這場手術進行了九小時之久,而他的等待祈禱得到善意回應。
她和他們的孩子平安獲救了。
病床上昏睡許久的女人緩緩張開沉重的眼皮,模模糊糊的視線望進一張略顯憔悴的臉,卻是一張令人心安的臉容。
「嗨,睡美人。」闕井澤對著終于蘇醒的她釋然地微微一笑,手術後她昏睡了兩天一夜,現在才總算清醒了。
「井澤……」她微啟唇,虛弱的聲音輕喚著。「我作惡夢了……」她聲音干干啞啞的。
「嗯,沒事,只是惡夢。」他伸手輕撫她的額頭,撥開她的發絲。
「你的傷……」看見他臉龐有擦傷痕跡,她糾緊眉心。
「沒事。」他輕牽唇角,要她放心。
「孩子……」她突地哽咽,眼眸滾落顆顆晶瑩熱淚,清楚想起意外的發生,想到可能失喪的孩子,她心口揪扯著。
「他等不及要見我,提早出生了,33周又六天,體重219公克,雖然小了點,可是很活潑很健康。」原本還有些憂感的神情,見她安然醒來,提到寶寶,他臉上漾起為人父的喜悅。
「我可以見他嗎?」她急著想起床,想見見他們的孩子。
「明天好不好?醫生說你還不能下床,我請護士拍了照先給你看看。」他轉身拿起放在一旁的相機,坐在病床邊,和躺在床上的她一起觀看。
「這是他剛離開媽媽的身體,哇哇大哭的模樣,全身紅通通,皺巴巴,像小猴子,可是我看到時感動得跟著號啕大哭,還被南璇取笑。」回想孩子平安出世那一剎那的感動與激動之情,他不禁有些尷尬靦腆地抓抓頭發笑道。

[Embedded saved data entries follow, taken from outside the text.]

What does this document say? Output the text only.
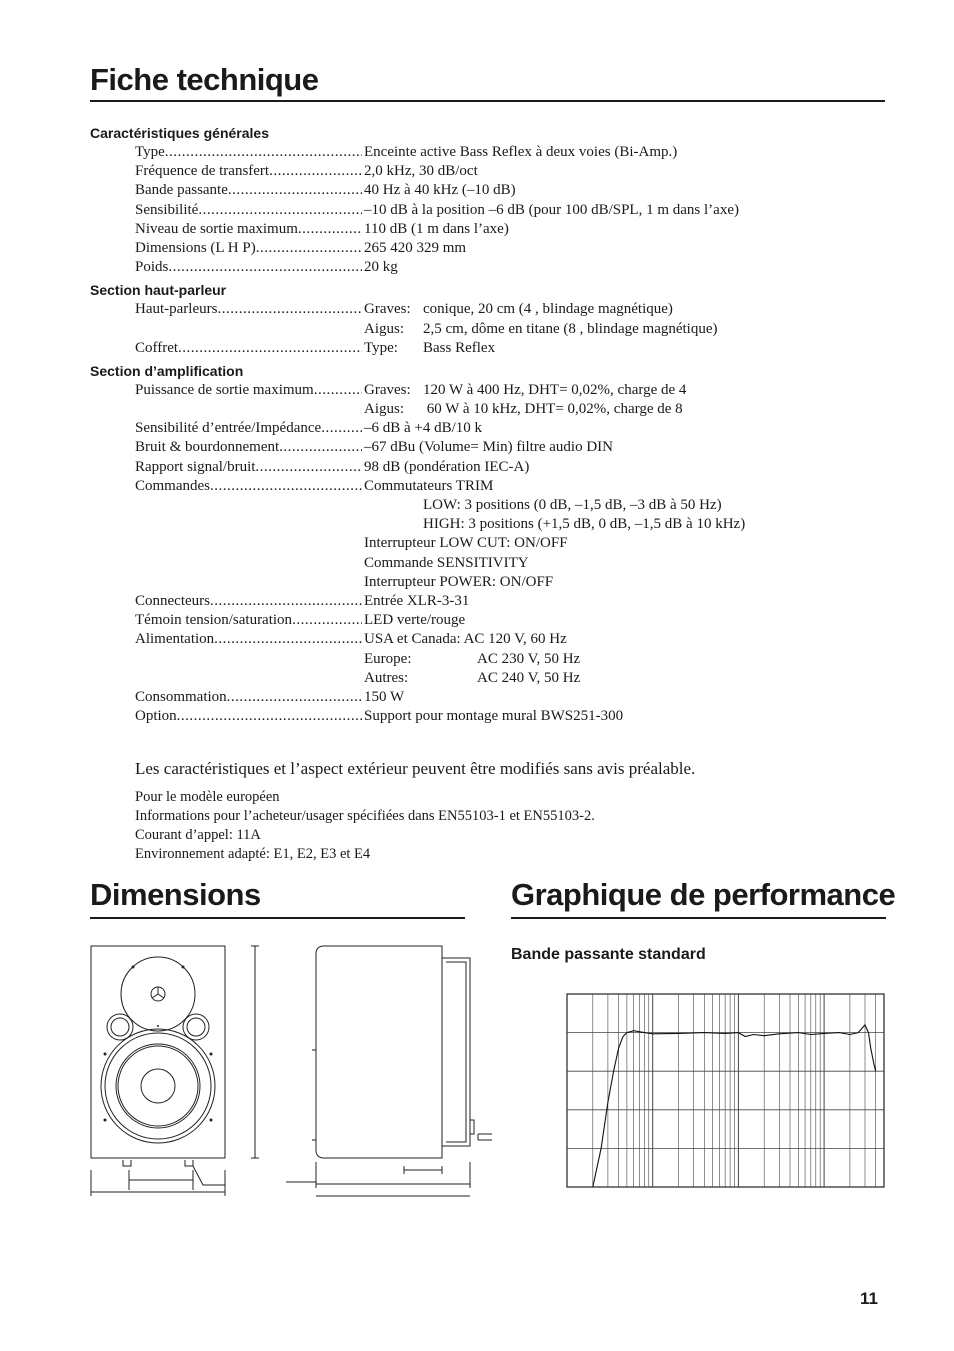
Fiche technique
Caractéristiques générales
Type .....	Enceinte active Bass Reflex à deux voies (Bi-Amp.)
Fréquence de transfert .....	2,0 kHz, 30 dB/oct
Bande passante .....	40 Hz à 40 kHz (–10 dB)
Sensibilité .....	–10 dB à la position –6 dB (pour 100 dB/SPL, 1 m dans l’axe)
Niveau de sortie maximum .....	110 dB (1 m dans l’axe)
Dimensions (L H P) .....	265 420 329 mm
Poids .....	20 kg
Section haut-parleur
Haut-parleurs .....	Graves: conique, 20 cm (4 , blindage magnétique)
Aigus: 2,5 cm, dôme en titane (8 , blindage magnétique)
Coffret .....	Type: Bass Reflex
Section d’amplification
Puissance de sortie maximum .....	Graves: 120 W à 400 Hz, DHT= 0,02%, charge de 4
Aigus: 60 W à 10 kHz, DHT= 0,02%, charge de 8
Sensibilité d’entrée/Impédance .....	–6 dB à +4 dB/10 k
Bruit & bourdonnement .....	–67 dBu (Volume= Min) filtre audio DIN
Rapport signal/bruit .....	98 dB (pondération IEC-A)
Commandes .....	Commutateurs TRIM
LOW: 3 positions (0 dB, –1,5 dB, –3 dB à 50 Hz)
HIGH: 3 positions (+1,5 dB, 0 dB, –1,5 dB à 10 kHz)
Interrupteur LOW CUT: ON/OFF
Commande SENSITIVITY
Interrupteur POWER: ON/OFF
Connecteurs .....	Entrée XLR-3-31
Témoin tension/saturation .....	LED verte/rouge
Alimentation .....	USA et Canada: AC 120 V, 60 Hz
Europe:	AC 230 V, 50 Hz
Autres:	AC 240 V, 50 Hz
Consommation .....	150 W
Option .....	Support pour montage mural BWS251-300
Les caractéristiques et l’aspect extérieur peuvent être modifiés sans avis préalable.
Pour le modèle européen
Informations pour l’acheteur/usager spécifiées dans EN55103-1 et EN55103-2.
Courant d’appel: 11A
Environnement adapté: E1, E2, E3 et E4
Dimensions	Graphique de performance
Bande passante standard
11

「雖然要暫時住保溫箱一陣子,但醫生說他身體發育很健全,沒什麼大問題。這是出生一天的照片,臉色很紅潤,進食很順利,這是今天才拍的照片,張開圓圓的眼楮想看爸爸媽媽。」闕井澤邊說著,唇角泛起更多的笑意。
「井澤,謝謝你。」雖然還不能馬上看到、模到孩子,但她很高興、很欣慰寶寶平安健康出生,是因為他的及時保護,才救了他們。
「方嵐,對你們我很抱歉。」雖然最終沒造成重大傷害,但他仍自責對他們保護不周。
「以前我一直很懷疑你不會是好丈夫、好爸爸人選,可現在我很肯定你可以勝任,絕對沒問題。」她緊握他有力的大掌,毫無疑問地願意和他相守。
「方嵐……」闕井澤傾身,想親吻她的唇瓣,卻被人給打斷了。
「抱歉,會客時間已經結束。」身後的護士用英文提醒著。
闕井澤不得不放開和她相握的手,心不甘情不願地走出加護病房,等待下一次的會面時間。
他心想是不是可以請姐夫跟上面關說一下,讓他享特權沒有探病時間限制。
心里想著,他卻沒有真的做出這種無理要求,只能耐著性子在固定時間探視她及到新生兒加護病房中心看孩子。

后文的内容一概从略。